In a telephone call on Sunday, Blinken "made clear that any external support to non-state armed groups in the DRC must end, including Rwanda's assistance to M23, an armed group that has been designated by the United States and the United Nations," spokesman Ned Price said.
Blinken "shared deep concern about the impact of the fighting on Congolese civilians who have been killed, injured and displaced from their homes," Price said in a statement.
The top US diplomat urged both countries to adhere to ceasefire agreement negotiated last month by Angola.

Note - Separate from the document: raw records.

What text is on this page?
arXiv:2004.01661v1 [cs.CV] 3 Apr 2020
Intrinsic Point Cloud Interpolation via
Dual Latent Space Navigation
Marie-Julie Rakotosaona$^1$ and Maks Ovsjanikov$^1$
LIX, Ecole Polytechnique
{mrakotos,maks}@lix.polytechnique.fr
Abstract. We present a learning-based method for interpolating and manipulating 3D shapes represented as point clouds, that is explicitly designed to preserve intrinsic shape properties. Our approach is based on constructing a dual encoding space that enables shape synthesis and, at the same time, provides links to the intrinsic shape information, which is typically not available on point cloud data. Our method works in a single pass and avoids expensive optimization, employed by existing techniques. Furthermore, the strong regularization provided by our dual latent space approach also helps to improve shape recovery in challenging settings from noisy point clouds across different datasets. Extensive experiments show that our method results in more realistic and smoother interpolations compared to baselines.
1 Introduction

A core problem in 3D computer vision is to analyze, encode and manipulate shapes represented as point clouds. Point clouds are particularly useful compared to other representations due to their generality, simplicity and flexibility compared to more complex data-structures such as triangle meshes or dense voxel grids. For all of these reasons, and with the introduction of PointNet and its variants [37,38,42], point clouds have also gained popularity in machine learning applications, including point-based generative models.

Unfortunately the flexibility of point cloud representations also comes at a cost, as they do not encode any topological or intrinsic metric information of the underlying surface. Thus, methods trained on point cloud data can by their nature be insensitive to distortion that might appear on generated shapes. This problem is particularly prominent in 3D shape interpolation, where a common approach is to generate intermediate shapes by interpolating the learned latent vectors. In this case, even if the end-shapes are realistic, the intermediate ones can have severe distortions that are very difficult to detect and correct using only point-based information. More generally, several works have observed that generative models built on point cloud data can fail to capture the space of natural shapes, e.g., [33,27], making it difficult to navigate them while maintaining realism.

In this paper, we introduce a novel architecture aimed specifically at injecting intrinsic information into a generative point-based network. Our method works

Blinken also condemned "the resurgence of hate speech and public incitement" targeting Rwanda, recalling the "real and horrible consequences of such rhetoric in the past," an allusion to the 1994 genocide that mostly targeted Tutsis.
Rwanda has denied repeated US-backed accounts of support for the M23, a mostly DRC Tutsi group that resumed fighting in late 2021 after lying dormant for years.
After a brief period of calm, it went on the offensive in October and has advanced toward the eastern regional hub of Goma.
Kinshasa last week accused the M23 of slaughtering more than 100 people in the village of Kinishe, around 70 kilometers north of Goma, charges denied by the militia.
Blinken aired criticism about Rwanda's role in DR Congo during visits in August to the neighboring countries.